A coalition of shareholders, representing 40,000 of Pearson's voting shares across the UK and US, has called for Pearson to urgently review its business strategy due to a "crisis of confidence".
Teachers' union pension funds that invest in Pearson - including the Great Britain’s National Union of Teachers - and 130 shareholders represented by the Unison Staff Pension Fund, have petitioned Pearson to "immediately conduct a thorough business strategy review of Pearson PLC", within the next six months.
The Pearson Shareholders' Resolution, which was originally sent to the company on 31st December, cited Pearson's plunging stock prices - "a drop in price of over 40% in only seven months" - as reason to believe the current strategic business plan has "failed" investors.
The shareholders also attacked the board's efforts to address "lack of confidence" in the company, and accused it of "gambling" with shareholders' pensions, in particular calling into question an overreliance on the "high-stakes testing market" and the company's establishment of low-fee private schools.
Pearson announced plans to reduce its workforce by 10% in January, accounting for 4,000 jobs, of which approximately 400 are based in the UK. However, the cost-cutting approach has been described by Unison general secretary Dave Prentis as "flawed", while Liberum analyst Ian Whittaker said the cost-cutting strategy showed "this company is both facing severe structural headwinds and […] showing an unwillingness to face up to its issues”.
On behalf of the 33,000 Pearson shares Unison represents, Prentis said Unison would be raising "serious concerns" about how Pearson is run at its annual meeting this April, arguing the company was "failing to respond to changes in the education market in the United States, where it makes 60% of its profits" with testing budgets are at risk from a change in the law as movements against compulsory testing grow.
He said: “Pearson has put too many of its eggs in the US testing basket, and unions are right to be concerned that the company risks gambling away the current and future pensions of hardworking public sector employees.
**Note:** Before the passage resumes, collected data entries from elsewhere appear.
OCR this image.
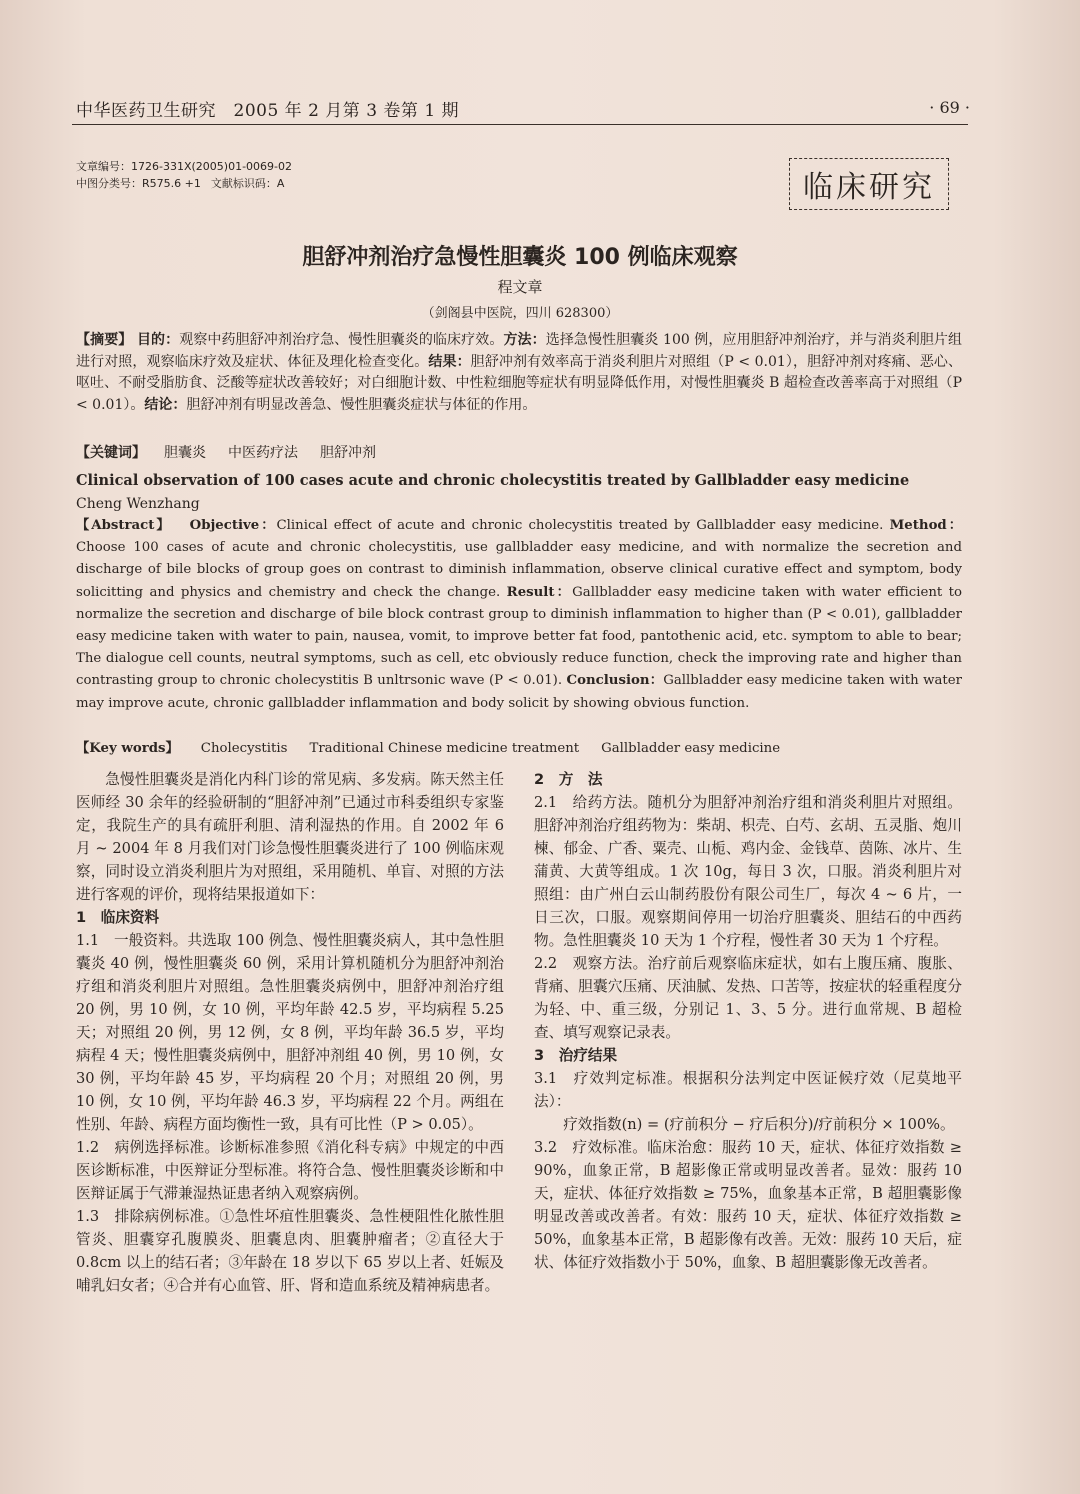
中华医药卫生研究　2005 年 2 月第 3 卷第 1 期	· 69 ·
文章编号：1726-331X(2005)01-0069-02
中图分类号：R575.6 +1 文献标识码：A	临床研究
胆舒冲剂治疗急慢性胆囊炎 100 例临床观察
程文章
（剑阁县中医院，四川 628300）
【摘要】 目的：观察中药胆舒冲剂治疗急、慢性胆囊炎的临床疗效。方法：选择急慢性胆囊炎 100 例，应用胆舒冲剂治疗，并与消炎利胆片组进行对照，观察临床疗效及症状、体征及理化检查变化。结果：胆舒冲剂有效率高于消炎利胆片对照组（P < 0.01），胆舒冲剂对疼痛、恶心、呕吐、不耐受脂肪食、泛酸等症状改善较好；对白细胞计数、中性粒细胞等症状有明显降低作用，对慢性胆囊炎 B 超检查改善率高于对照组（P < 0.01）。结论：胆舒冲剂有明显改善急、慢性胆囊炎症状与体征的作用。
【关键词】 胆囊炎 中医药疗法 胆舒冲剂
Clinical observation of 100 cases acute and chronic cholecystitis treated by Gallbladder easy medicine
Cheng Wenzhang
【Abstract】 Objective：Clinical effect of acute and chronic cholecystitis treated by Gallbladder easy medicine. Method：Choose 100 cases of acute and chronic cholecystitis, use gallbladder easy medicine, and with normalize the secretion and discharge of bile blocks of group goes on contrast to diminish inflammation, observe clinical curative effect and symptom, body solicitting and physics and chemistry and check the change. Result：Gallbladder easy medicine taken with water efficient to normalize the secretion and discharge of bile block contrast group to diminish inflammation to higher than (P < 0.01), gallbladder easy medicine taken with water to pain, nausea, vomit, to improve better fat food, pantothenic acid, etc. symptom to able to bear; The dialogue cell counts, neutral symptoms, such as cell, etc obviously reduce function, check the improving rate and higher than contrasting group to chronic cholecystitis B unltrsonic wave (P < 0.01). Conclusion：Gallbladder easy medicine taken with water may improve acute, chronic gallbladder inflammation and body solicit by showing obvious function.
【Key words】 Cholecystitis Traditional Chinese medicine treatment Gallbladder easy medicine

急慢性胆囊炎是消化内科门诊的常见病、多发病。陈天然主任医师经 30 余年的经验研制的“胆舒冲剂”已通过市科委组织专家鉴定，我院生产的具有疏肝利胆、清利湿热的作用。自 2002 年 6 月 ~ 2004 年 8 月我们对门诊急慢性胆囊炎进行了 100 例临床观察，同时设立消炎利胆片为对照组，采用随机、单盲、对照的方法进行客观的评价，现将结果报道如下：

1　临床资料

1.1　一般资料。共选取 100 例急、慢性胆囊炎病人，其中急性胆囊炎 40 例，慢性胆囊炎 60 例，采用计算机随机分为胆舒冲剂治疗组和消炎利胆片对照组。急性胆囊炎病例中，胆舒冲剂治疗组 20 例，男 10 例，女 10 例，平均年龄 42.5 岁，平均病程 5.25 天；对照组 20 例，男 12 例，女 8 例，平均年龄 36.5 岁，平均病程 4 天；慢性胆囊炎病例中，胆舒冲剂组 40 例，男 10 例，女 30 例，平均年龄 45 岁，平均病程 20 个月；对照组 20 例，男 10 例，女 10 例，平均年龄 46.3 岁，平均病程 22 个月。两组在性别、年龄、病程方面均衡性一致，具有可比性（P > 0.05）。

1.2　病例选择标准。诊断标准参照《消化科专病》中规定的中西医诊断标准，中医辩证分型标准。将符合急、慢性胆囊炎诊断和中医辩证属于气滞兼湿热证患者纳入观察病例。

1.3　排除病例标准。①急性坏疽性胆囊炎、急性梗阻性化脓性胆管炎、胆囊穿孔腹膜炎、胆囊息肉、胆囊肿瘤者；②直径大于 0.8cm 以上的结石者；③年龄在 18 岁以下 65 岁以上者、妊娠及哺乳妇女者；④合并有心血管、肝、肾和造血系统及精神病患者。

2　方　法

2.1　给药方法。随机分为胆舒冲剂治疗组和消炎利胆片对照组。胆舒冲剂治疗组药物为：柴胡、枳壳、白芍、玄胡、五灵脂、炮川楝、郁金、广香、粟壳、山栀、鸡内金、金钱草、茵陈、冰片、生蒲黄、大黄等组成。1 次 10g，每日 3 次，口服。消炎利胆片对照组：由广州白云山制药股份有限公司生厂，每次 4 ~ 6 片，一日三次，口服。观察期间停用一切治疗胆囊炎、胆结石的中西药物。急性胆囊炎 10 天为 1 个疗程，慢性者 30 天为 1 个疗程。

2.2　观察方法。治疗前后观察临床症状，如右上腹压痛、腹胀、背痛、胆囊穴压痛、厌油腻、发热、口苦等，按症状的轻重程度分为轻、中、重三级，分别记 1、3、5 分。进行血常规、B 超检查、填写观察记录表。

3　治疗结果

3.1　疗效判定标准。根据积分法判定中医证候疗效（尼莫地平法）：

疗效指数(n) = (疗前积分 − 疗后积分)/疗前积分 × 100%。

3.2　疗效标准。临床治愈：服药 10 天，症状、体征疗效指数 ≥ 90%，血象正常，B 超影像正常或明显改善者。显效：服药 10 天，症状、体征疗效指数 ≥ 75%，血象基本正常，B 超胆囊影像明显改善或改善者。有效：服药 10 天，症状、体征疗效指数 ≥ 50%，血象基本正常，B 超影像有改善。无效：服药 10 天后，症状、体征疗效指数小于 50%，血象、B 超胆囊影像无改善者。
The company is shedding thousands of jobs in an attempt to turn the business around, but this flawed approach won’t address the deeper problems in its main U.S. market.
“Rather than continue to focus the business on politically poisonous high-stakes testing, and axing the jobs of thousands of employees, c.e.o. John Fallon should be conducting a wholesale reassessment of Pearson’s strategic vision.”
Kevin Courtney of the National Union of Teachers, part of Trade Union Fund Managers, added: “It’s clear that Pearson’s business model is failing shareholders, and it’s also clear that the high-stakes testing regime promoted by the company is damaging children and the teaching profession leading to an ‘exam factory’ culture in schools. We want Pearson to base its business model on helping teachers deliver the best for children across the globe.”
A spokesperson for Pearson - which has 821m shares in total - said that testing accounted for less than 10% of its revenues, and pointed to a 20% rise in its share price since January following the announcement of Pearson's cost-cutting "recovery" plan.
"We welcome engaged shareholder discussion and will be sharing the resolution with our shareholders, alongside a response from Pearson," the Pearson spokesperson said. "We will ensure that the Pearson board gives this resolution due consideration.
"The recent review of Pearson’s business published in January has laid out clear plans to simplify and integrate Pearson’s business, and position the company for sustained growth."
Analysts at Citi Research have backed Pearson's strategy, saying that while the shareholders' "angst" was "understandable", the resolution was "somewhat misguided and at worst misleading", because it overestimated the impact of new law and because US testing was not the primary driver of the challenges experienced by Pearson last year. The research company added it was not "overly concerned" by the resolution, suggesting it was a "public relations exercise" since teachers' unions are by and large not in favour of testing.
"In short, although any shareholder voice is important, it strikes us that it would be possibly easier for the shareholders concerned to simply sell their 40,000 shares (current market value of £350,000) than agitate for a change in strategic direction," the analysts said. "That they are suggests to us that this is a public relations exercise rather than a true effort to create shareholder value."
It added the resolution merely underlined the point that "for Pearson there is a constant risk that not all stakeholders in the educational process can be aligned all of the time".